Dessa forma, é de fundamental importância se construir uma marca forte e trabalhar com uma unificação da identidade para que ela seja de fácil lembrança ao consumidor e traga um relacionamento mais emocional. Para tanto, verifica-se a importância de uma marca atingir os cinco sentidos de percepção humana, de forma a descobrir meios distintos na comunicação além do modelo mais usual que usa apenas do sentido visual e auditivo. O grande desafio consiste em criar uma marca que utilize outros três sentidos: tato, olfato e paladar e que seja capaz de despertar novas memórias, sensações e sentimentos para com a marca. Com base nesses conceitos, de marcas e identidades que englobam, aproximam e, por fim, criam vínculos entre o consumidor e a empresa.
O projeto TAC - Futebol com Vida, é um projeto social. O projeto idealiza oportunizar à jovens um caminho mais curto para realizar o sonho de ser jogador de futebol. Hoje o objetivo mais claro do projeto é ser um exemplo de eficiência em formação de atletas, ao mesmo nível que ajuda na formação cívica, cultural e educacional dos mesmos. O projeto ainda administra o Três Passos Atlético Clube, time de futebol fundando na cidade de Três Passos no ano de 1966 e que por problemas financeiros estava parado durante alguns anos, então surgiu o Projeto Futebol com Vida que hoje em dia administra o mesmo, criando uma fusão com o TAC.
No caso específico do Projeto TAC – Futebol com Vida defende-se a proposta da criação da identidade visual do projeto e da construção de um espaço sensorial de interação com o público através do brand sense que traz a construção e gestão da marca baseada nos
cinco sentidos humanos: visão e audição, tato, paladar e olfato. Tendo em vista que o projeto é de âmbito social, valoriza-se a importância de criar uma marca positiva e que tenha relação direta com os envolvidos, tanto patrocinadores, público quanto atletas, contribuindo para mudanças no aspecto cultural e social. Da mesma forma, procura-se valorizar e conceituar os valores da marca focando no desenvolvimento de soluções esteticamente agradáveis e com novas funcionalidades, criando novas experiências, valores e principalmente significado para o seu público.
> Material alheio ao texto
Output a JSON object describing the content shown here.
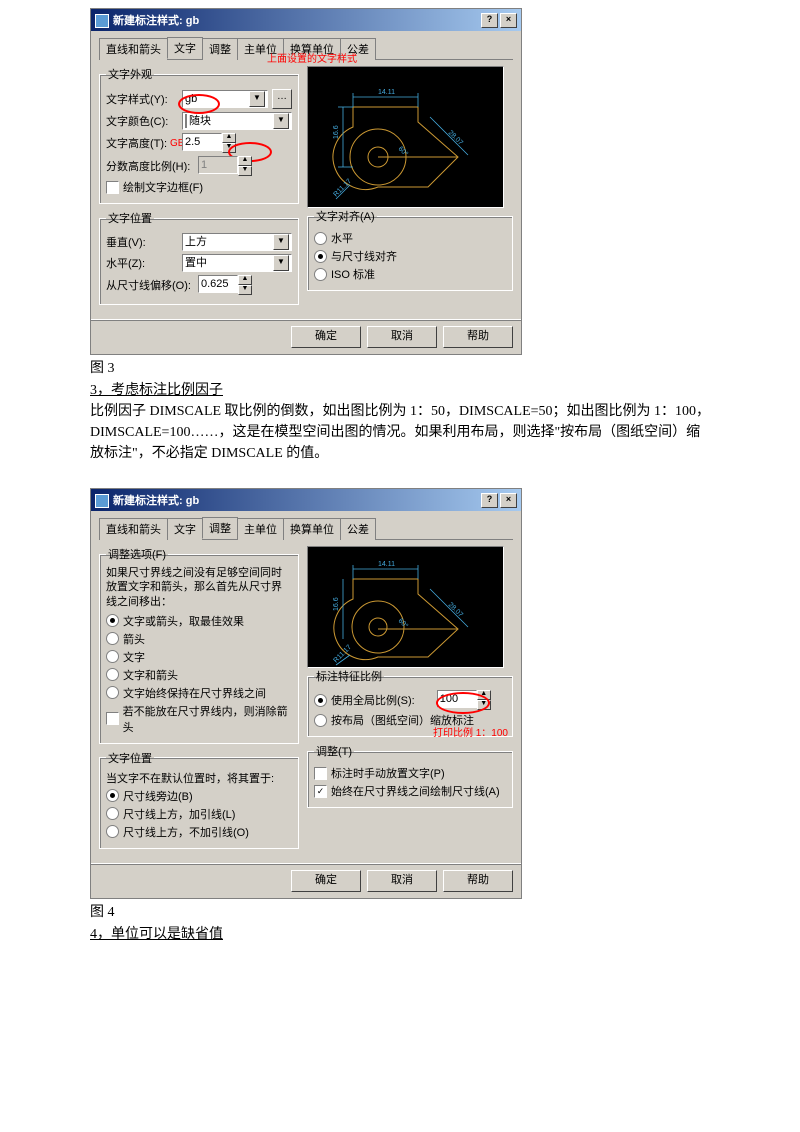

Para isso, é de fundamental importância que a organização inicie o processo de inovação como foco no seu público, obtendo suas impressões sobre produtos, serviços e processos, decifrando as suas ambições e como resultado trazendo novas soluções.
O presente trabalho caracteriza-se como um estudo exploratório, uma vez que tem como objetivo compreender e aplicar os métodos estudados sobre design social, identidade visual, brand sense e o design thinking. O estudo de tais temas a partir de livros, artigos, publicações acadêmicas e aplicações práticas tem o objetivo de aprofundar o conhecimento e aplicar estas técnicas neste trabalho. O projeto irá se desenvolver por meio de uma pesquisa qualitativa. Serão feitos questionários para identificar a opinião das pessoas acerca do tema deste projeto, afim de revelar os gostos, atividades, personalidade, crenças, sentimentos e motivações do público alvo que a marca deverá atingir (Wheeler, 2012).
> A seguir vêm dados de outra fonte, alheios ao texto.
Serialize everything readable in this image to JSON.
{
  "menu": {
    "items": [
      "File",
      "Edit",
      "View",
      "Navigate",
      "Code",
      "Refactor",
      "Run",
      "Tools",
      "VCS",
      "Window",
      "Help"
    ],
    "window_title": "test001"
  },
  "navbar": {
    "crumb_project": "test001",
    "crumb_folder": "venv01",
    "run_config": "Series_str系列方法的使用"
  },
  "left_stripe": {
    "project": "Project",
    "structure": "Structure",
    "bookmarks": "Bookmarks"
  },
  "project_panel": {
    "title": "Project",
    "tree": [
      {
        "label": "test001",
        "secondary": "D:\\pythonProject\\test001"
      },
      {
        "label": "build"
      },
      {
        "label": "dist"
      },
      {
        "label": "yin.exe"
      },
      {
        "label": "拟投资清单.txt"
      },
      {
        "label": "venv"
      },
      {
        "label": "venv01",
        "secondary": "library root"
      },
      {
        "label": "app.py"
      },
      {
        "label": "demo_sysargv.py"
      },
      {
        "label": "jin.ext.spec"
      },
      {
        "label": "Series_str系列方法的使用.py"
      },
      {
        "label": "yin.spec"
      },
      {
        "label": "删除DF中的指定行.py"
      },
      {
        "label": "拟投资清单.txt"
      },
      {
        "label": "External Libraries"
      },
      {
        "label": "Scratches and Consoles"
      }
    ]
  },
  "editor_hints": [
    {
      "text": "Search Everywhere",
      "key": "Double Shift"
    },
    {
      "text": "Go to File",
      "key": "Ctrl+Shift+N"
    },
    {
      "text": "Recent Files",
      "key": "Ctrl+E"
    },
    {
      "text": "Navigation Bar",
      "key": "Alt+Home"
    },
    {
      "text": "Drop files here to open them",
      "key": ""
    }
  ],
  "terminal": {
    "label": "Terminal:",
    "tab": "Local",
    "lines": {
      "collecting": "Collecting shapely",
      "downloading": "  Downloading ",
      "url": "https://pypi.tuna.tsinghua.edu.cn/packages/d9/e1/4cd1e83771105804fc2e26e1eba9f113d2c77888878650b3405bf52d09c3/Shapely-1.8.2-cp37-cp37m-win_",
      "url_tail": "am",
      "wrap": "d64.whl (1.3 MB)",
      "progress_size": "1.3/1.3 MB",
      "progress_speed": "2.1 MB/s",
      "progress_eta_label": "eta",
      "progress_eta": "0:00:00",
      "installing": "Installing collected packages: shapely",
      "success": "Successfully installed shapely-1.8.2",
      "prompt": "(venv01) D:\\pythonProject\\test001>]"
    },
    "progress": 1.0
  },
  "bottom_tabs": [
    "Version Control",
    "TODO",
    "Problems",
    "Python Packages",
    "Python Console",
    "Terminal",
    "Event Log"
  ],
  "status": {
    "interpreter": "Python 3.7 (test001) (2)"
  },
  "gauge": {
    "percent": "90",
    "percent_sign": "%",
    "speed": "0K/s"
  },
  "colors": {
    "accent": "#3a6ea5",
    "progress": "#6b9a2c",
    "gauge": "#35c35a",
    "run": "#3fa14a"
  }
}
A partir da revisão bibliográfica, a pesquisa, quanto ao material, será bibliográfica, afim de descobrir o que autores escreveram a respeito do assunto. Será realizado um estudo de campo para o aprofundamento da realidade específica do projeto em si, que será feito por meio de observações diretas das atividades do grupo estudado e de entrevistas com informantes. Tais entrevistas tem o objetivo de captar as explicações e interpretações do público alvo.
A metodologia utilizada para a criação da Identidade Visual será a do Design
Thinking descrita pela IDEO (empresa internacional de design e consultoria em inovação) e pelo autor Tim Brow (2010), fundador da mesma juntamente com algumas partes da metodologia de identidade visual da autora Alina Wheeler (2012). Uma metodologia que ajuda a identificar um aspecto de comportamento humano para depois convertê-lo em benefício do consumidor, adicionando valor à marca. Busca-se criar uma marca que tenha envolvimento, paixão e emoção com o seu público, que cause uma explosão sensorial a qual pode levar o público a milhares de quilômetros, provocar diversas sensações e memórias dando consistência e um vínculo emocional com o mesmo.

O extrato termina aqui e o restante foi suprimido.